Objectives: The Behçet's Syndrome Activity Score (BSAS) is the first patient reported outcome measure developed to assess the global disease activity in patients with Behçet's syndrome (BS). We aimed to evaluate the reliability and validity of the Turkish version of BSAS for measuring disease activity in BS. We further investigated the performance of Routine Assessment of Patient Index Data (RAPID)3, a patient-reported index originally developed for rheumatoid arthritis, in BS patients.

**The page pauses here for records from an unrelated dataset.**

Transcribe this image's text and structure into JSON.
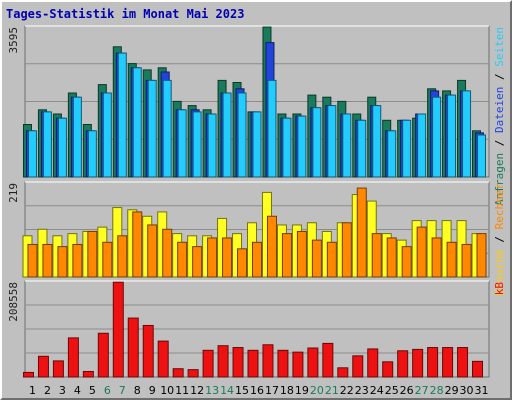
{
  "chart_data": {
    "type": "bar",
    "title": "Tages-Statistik im Monat Mai 2023",
    "categories": [
      "1",
      "2",
      "3",
      "4",
      "5",
      "6",
      "7",
      "8",
      "9",
      "10",
      "11",
      "12",
      "13",
      "14",
      "15",
      "16",
      "17",
      "18",
      "19",
      "20",
      "21",
      "22",
      "23",
      "24",
      "25",
      "26",
      "27",
      "28",
      "29",
      "30",
      "31"
    ],
    "weekend_days": [
      "6",
      "7",
      "13",
      "14",
      "20",
      "21",
      "27",
      "28"
    ],
    "panels": [
      {
        "id": "top",
        "ymax_label": "3595",
        "ylim": [
          0,
          3595
        ],
        "series": [
          {
            "name": "Anfragen",
            "color": "#1a7a5c",
            "values": [
              1250,
              1600,
              1500,
              2000,
              1250,
              2200,
              3100,
              2700,
              2550,
              2600,
              1800,
              1700,
              1600,
              2300,
              2250,
              1550,
              3700,
              1500,
              1500,
              1950,
              1900,
              1800,
              1500,
              1900,
              1350,
              1350,
              1400,
              2100,
              2050,
              2300,
              1100
            ]
          },
          {
            "name": "Dateien",
            "color": "#2244dd",
            "values": [
              1100,
              1550,
              1400,
              1900,
              1100,
              2000,
              2950,
              2600,
              2300,
              2500,
              1600,
              1600,
              1500,
              2000,
              2100,
              1550,
              3200,
              1400,
              1450,
              1650,
              1700,
              1500,
              1350,
              1700,
              1100,
              1350,
              1500,
              2050,
              1950,
              2050,
              1050
            ]
          },
          {
            "name": "Seiten",
            "color": "#22ccff",
            "values": [
              1100,
              1550,
              1400,
              1900,
              1100,
              2000,
              2950,
              2600,
              2300,
              2300,
              1600,
              1550,
              1500,
              2000,
              2000,
              1550,
              2300,
              1400,
              1450,
              1650,
              1700,
              1500,
              1350,
              1700,
              1100,
              1350,
              1500,
              1900,
              1950,
              2050,
              1000
            ]
          }
        ],
        "right_label_parts": [
          {
            "text": "Anfragen",
            "color": "#1a7a5c"
          },
          {
            "text": " / ",
            "color": "#000000"
          },
          {
            "text": "Dateien",
            "color": "#2244dd"
          },
          {
            "text": " / ",
            "color": "#000000"
          },
          {
            "text": "Seiten",
            "color": "#22ccff"
          }
        ]
      },
      {
        "id": "mid",
        "ymax_label": "219",
        "ylim": [
          0,
          219
        ],
        "series": [
          {
            "name": "Besuche",
            "color": "#ffff22",
            "values": [
              95,
              110,
              95,
              100,
              105,
              115,
              160,
              155,
              140,
              150,
              100,
              95,
              95,
              135,
              100,
              125,
              195,
              120,
              120,
              125,
              105,
              125,
              190,
              175,
              100,
              85,
              130,
              130,
              130,
              130,
              100
            ]
          },
          {
            "name": "Rechner",
            "color": "#ff8800",
            "values": [
              75,
              75,
              70,
              75,
              105,
              80,
              95,
              150,
              120,
              110,
              80,
              70,
              90,
              90,
              65,
              80,
              140,
              100,
              105,
              85,
              80,
              125,
              205,
              100,
              90,
              70,
              115,
              90,
              80,
              75,
              100
            ]
          }
        ],
        "right_label_parts": [
          {
            "text": "Besuche",
            "color": "#ffcc00"
          },
          {
            "text": " / ",
            "color": "#000000"
          },
          {
            "text": "Rechner",
            "color": "#ff8800"
          }
        ]
      },
      {
        "id": "bot",
        "ymax_label": "208558",
        "ylim": [
          0,
          208558
        ],
        "series": [
          {
            "name": "kB",
            "color": "#ee1111",
            "values": [
              10000,
              45000,
              35000,
              85000,
              12000,
              95000,
              206000,
              128000,
              112000,
              78000,
              18000,
              16000,
              58000,
              68000,
              64000,
              58000,
              70000,
              58000,
              54000,
              63000,
              73000,
              20000,
              46000,
              61000,
              33000,
              57000,
              60000,
              64000,
              64000,
              64000,
              34000
            ]
          }
        ],
        "right_label_parts": [
          {
            "text": "kB",
            "color": "#ee1111"
          }
        ]
      }
    ],
    "colors": {
      "title": "#0000b4",
      "weekend_day": "#1a7a5c",
      "weekday": "#000000",
      "grid": "#8c8c8c",
      "plot_bg": "#c0c0c0"
    }
  }
}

Methods: Patients seen consecutively at a tertiary Rheumatology Centre were requested to complete BSAS and multidimensional health assessment questionnaire (MDHAQ). Besides, all attending physicians filled the Behçet's Disease Current Activity Form (BDCAF). Descriptive statistics and Pearson correlation coefficients were calculated accordingly for the reliability and validity assessments of BSAS.

Results: A total of 104 patients completed all three assessments. The test-retest reliability of BSAS has a good level (ICC=0.84, 95% CI [0.69-0.94]). The mean scores for BSAS, BDCAF and RAPID3 were 39±20.8, 3.2±1.4 and 9.2±5.6, respectively. BSAS was correlated with BDCAF moderately (r=0.587), while it was moderately correlated with RAPID3 (r=0.648). The correlation between the RAPID3 and BDCAF was moderate (r=0.403), but lower as compared to the correlations between the other instruments.

Conclusions: We found that the BSAS has modest correlation with BDCAF and is a reliable and valid patient reported measure of disease activity that can be used to assess patients with BS. An outcome score composed of only patient-derived observations may have the additional advantage of being easier to use in a routine care setting. Demonstration of a moderate level of correlation between RAPID3 and BDCAF (close to the level of weak relationship), suggests that RAPID3 likely needs more investigations before recommending its use in BS.